Previously: blah blah, blee blee, whatever. Muchos gracias to Miss Alli for pinch-hitting for me last week, because, honestly, I think my head was about to explode in a horrible, messy disaster if I had to spend one more minute in front of my computer.
We open on the front lawn of Casa Leery. Pacey stands on the grass and looks perturbed, probably because he just lost all of Dawson's money, and he knows from personal experience that Dawson doesn't take well to losing things that he thinks belong to him, whether it's money or, you know, the girl across the creek. Dawson steps out onto the porch. "Are you ever going to come in?" he asks. "I forgot you guys never lock your doors," Pacey responds wearily. Dawson, not noticing that Pacey's acting as though he just ran over a box of puppies, cheerfully retorts that they're going to have to start, since he's got all of this film equipment inside. "Come in, I want to show you something," he says. Pacey closes his eyes briefly. "You okay?" Dawson asks. Pacey shakes it off, and swears that he is. He lies that he went out with some of the guys from work and "got a little caveman." Dawson says nothing. "But I'd love to see what you got going," Pacey adds, and heads toward the door.
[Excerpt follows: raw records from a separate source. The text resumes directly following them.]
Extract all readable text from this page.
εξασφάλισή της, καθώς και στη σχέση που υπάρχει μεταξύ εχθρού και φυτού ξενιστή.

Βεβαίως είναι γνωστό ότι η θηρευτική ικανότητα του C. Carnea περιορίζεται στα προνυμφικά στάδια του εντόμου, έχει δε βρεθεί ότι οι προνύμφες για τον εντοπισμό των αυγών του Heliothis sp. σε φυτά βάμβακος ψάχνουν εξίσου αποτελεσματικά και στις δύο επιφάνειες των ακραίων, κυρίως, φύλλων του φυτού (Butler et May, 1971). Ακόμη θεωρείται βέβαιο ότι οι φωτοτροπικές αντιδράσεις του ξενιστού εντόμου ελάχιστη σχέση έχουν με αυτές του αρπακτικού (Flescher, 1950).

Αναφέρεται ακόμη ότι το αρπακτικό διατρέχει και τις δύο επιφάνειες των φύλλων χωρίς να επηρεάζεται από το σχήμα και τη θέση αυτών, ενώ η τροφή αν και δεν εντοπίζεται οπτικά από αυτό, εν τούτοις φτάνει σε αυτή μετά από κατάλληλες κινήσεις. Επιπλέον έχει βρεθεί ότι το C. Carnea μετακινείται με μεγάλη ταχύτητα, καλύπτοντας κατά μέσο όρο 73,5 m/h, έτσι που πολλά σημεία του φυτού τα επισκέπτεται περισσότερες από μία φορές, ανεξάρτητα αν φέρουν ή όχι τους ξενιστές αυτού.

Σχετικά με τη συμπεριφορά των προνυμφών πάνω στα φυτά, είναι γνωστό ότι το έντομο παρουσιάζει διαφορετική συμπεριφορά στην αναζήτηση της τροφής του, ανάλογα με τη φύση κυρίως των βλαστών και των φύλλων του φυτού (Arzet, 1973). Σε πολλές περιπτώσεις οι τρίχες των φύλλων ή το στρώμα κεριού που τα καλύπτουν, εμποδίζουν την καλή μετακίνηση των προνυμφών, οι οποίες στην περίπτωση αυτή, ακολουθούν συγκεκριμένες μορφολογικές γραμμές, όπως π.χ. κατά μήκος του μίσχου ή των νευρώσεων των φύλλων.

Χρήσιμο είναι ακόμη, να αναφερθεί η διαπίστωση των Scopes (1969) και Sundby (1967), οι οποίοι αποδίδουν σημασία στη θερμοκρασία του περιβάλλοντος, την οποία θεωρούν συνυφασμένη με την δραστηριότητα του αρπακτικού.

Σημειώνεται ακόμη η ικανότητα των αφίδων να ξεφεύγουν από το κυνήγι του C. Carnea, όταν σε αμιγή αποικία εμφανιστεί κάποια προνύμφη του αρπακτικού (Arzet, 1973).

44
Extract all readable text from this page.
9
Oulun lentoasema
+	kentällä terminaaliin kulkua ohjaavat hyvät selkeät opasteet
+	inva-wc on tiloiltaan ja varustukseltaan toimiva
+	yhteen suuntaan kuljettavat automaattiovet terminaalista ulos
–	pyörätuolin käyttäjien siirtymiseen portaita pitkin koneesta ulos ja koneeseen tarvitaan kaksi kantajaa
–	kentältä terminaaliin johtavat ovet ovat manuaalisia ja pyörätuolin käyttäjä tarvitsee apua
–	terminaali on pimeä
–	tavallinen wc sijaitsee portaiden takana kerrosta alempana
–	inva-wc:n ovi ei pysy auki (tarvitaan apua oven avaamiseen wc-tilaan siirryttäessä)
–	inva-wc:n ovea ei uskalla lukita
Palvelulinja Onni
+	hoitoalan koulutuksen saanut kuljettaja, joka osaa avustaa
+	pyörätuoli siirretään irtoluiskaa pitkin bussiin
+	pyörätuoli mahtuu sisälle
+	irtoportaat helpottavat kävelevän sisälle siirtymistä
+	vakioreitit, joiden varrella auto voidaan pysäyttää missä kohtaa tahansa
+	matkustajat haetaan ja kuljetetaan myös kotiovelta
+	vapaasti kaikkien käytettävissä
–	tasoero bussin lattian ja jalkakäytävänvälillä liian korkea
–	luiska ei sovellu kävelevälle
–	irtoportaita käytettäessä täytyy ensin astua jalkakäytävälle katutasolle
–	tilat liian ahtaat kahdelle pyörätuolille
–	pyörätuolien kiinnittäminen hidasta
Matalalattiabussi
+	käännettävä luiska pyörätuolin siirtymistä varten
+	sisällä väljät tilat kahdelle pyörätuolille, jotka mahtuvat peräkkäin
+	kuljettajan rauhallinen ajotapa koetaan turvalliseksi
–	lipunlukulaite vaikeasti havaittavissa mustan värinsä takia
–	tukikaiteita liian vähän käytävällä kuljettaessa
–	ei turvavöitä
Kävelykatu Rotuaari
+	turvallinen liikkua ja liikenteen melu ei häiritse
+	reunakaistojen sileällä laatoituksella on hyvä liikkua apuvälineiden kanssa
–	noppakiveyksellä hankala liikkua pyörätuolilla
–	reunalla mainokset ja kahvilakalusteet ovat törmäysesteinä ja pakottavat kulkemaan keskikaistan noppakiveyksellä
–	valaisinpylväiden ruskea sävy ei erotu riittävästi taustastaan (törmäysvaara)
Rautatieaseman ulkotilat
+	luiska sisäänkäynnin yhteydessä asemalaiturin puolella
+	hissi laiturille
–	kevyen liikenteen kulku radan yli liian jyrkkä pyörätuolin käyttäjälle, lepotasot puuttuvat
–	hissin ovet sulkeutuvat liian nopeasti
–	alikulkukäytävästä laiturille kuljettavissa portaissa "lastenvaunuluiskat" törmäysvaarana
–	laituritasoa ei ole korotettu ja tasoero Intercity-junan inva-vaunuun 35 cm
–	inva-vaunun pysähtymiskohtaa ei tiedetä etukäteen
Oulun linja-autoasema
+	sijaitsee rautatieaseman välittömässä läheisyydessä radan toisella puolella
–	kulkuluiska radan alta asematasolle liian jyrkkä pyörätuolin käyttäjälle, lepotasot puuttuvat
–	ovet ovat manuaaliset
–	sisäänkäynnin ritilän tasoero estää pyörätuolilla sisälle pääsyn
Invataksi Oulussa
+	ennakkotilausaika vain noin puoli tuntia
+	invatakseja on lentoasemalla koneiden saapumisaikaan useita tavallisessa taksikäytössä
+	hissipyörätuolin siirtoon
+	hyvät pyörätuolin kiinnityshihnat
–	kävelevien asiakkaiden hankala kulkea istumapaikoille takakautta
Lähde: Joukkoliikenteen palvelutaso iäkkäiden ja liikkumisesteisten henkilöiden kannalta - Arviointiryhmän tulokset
What Dawson's got going is an exact replica of his old bedroom, which he enthusiastically informs Pacey "took forever." Pacey just looks around, dazed. "What do you think? You're the first person who’s seen it." Pacey weakly says that Dawson is "the king of procrastination," and then Dawson starts yammering about shooting schedules and locations and sound equipment and how he just maxed out three credit cards procuring cameras and whatnot. He then apologizes for blathering a mile a minute, and asks Pacey what's brought him to Capeside. Pacey sort of avoids the question and tells Dawson that being in this room brings him back to the day when "the future was a clean slate for all of us." Pacey, love? Pumpkin? Love of my life? You're nineteen. The slate isn't that messy yet. Dawson assures him that while the room may have traveled back in time, the two of them have "moved forward rather nicely." He points out that they've ended up doing exactly what they always wanted, and says that Pacey "made something of [himself]." Pacey winces. "And now you're making something of out of me," Dawson finishes cheerfully. Pacey offers that Dawson surely could have done this without him, and I'd like to point out that, at this point, "this" is "maxing out three credit cards," which isn't that big of an accomplishment, honestly. I've done it. Don't tell my mom. Dawson tells Pacey that he's trying to thank him, and that he's making him an associate producer on the flick, like being an associate producer on a home movie is all that impressive. At the very least, Pacey should negotiate points and land a piece of the back end (sorry, I'm in the middle of reading The Kid Stays in the Picture). Dawson tosses Pacey a copy of the script, and asks what he came to talk to him about. Pacey mutters that, as associate producer, he has some concerns about casting. "Especially the role of Pacey. That kid has some pretty large shoes to fill." Dawson snorts that Pacey is "letting the power go straight to [his] head," and gestures at a pile of head shots on his desk. "I don't think these amateurs know what they're getting into," he says. "No. Someone ought to warn them," Pacey says very seriously. I wish someone had warned me. ["I tried." -- Sars]
Over to Boston. A cab pulls up in front of Grams's house, and none other than Mimi Rogers steps out. My Mulder and Scully action figures -- who'd been previously lulled into identical comas of boredom -- sit straight up and yell in horror. "Oh my God!" the Mulder screams girlishly. "Evil FBI Agent Diana Fowley, Agent Mulder's Former Chickadee and Co-Conspirator of the Cigarette Smoking Man!" the Agent Scully helpfully and hysterically exposits. "I thought she was dead!" Mulder squeals. "Run, Jen! Run!" Scully advises. She looks up at me. "This show is scary," she says. ["Meanwhile, the Sars action figure wonders when Mel Harris became such a hotshot that she couldn't reprise the role." -- Sars] Diana Fowley looks up at the house and walks right up to the door and rings the bell. Jen answers, and smiles. "Did you get a haircut?" Fowley asks. Shout-out? I'll take it. Jen jokes that five inches "just fell off." Fowley eyes it. "It's very French," she finally offers. Jen waves her inside, and tells her mother -- because apparently Diana Fowley is Jennifer's mother, which explains why she had to escape New York. It wasn't that she was acting out, it's that the government was probably looking to have her abducted by aliens -- that she looks good. "The divorce must suit you," she says. "No, that's actually the result of her deal with the devil," my Mulder muddles. Who knew he was still so bitter? For that matter, who knew that I didn't sell the action figures on eBay three weeks ago?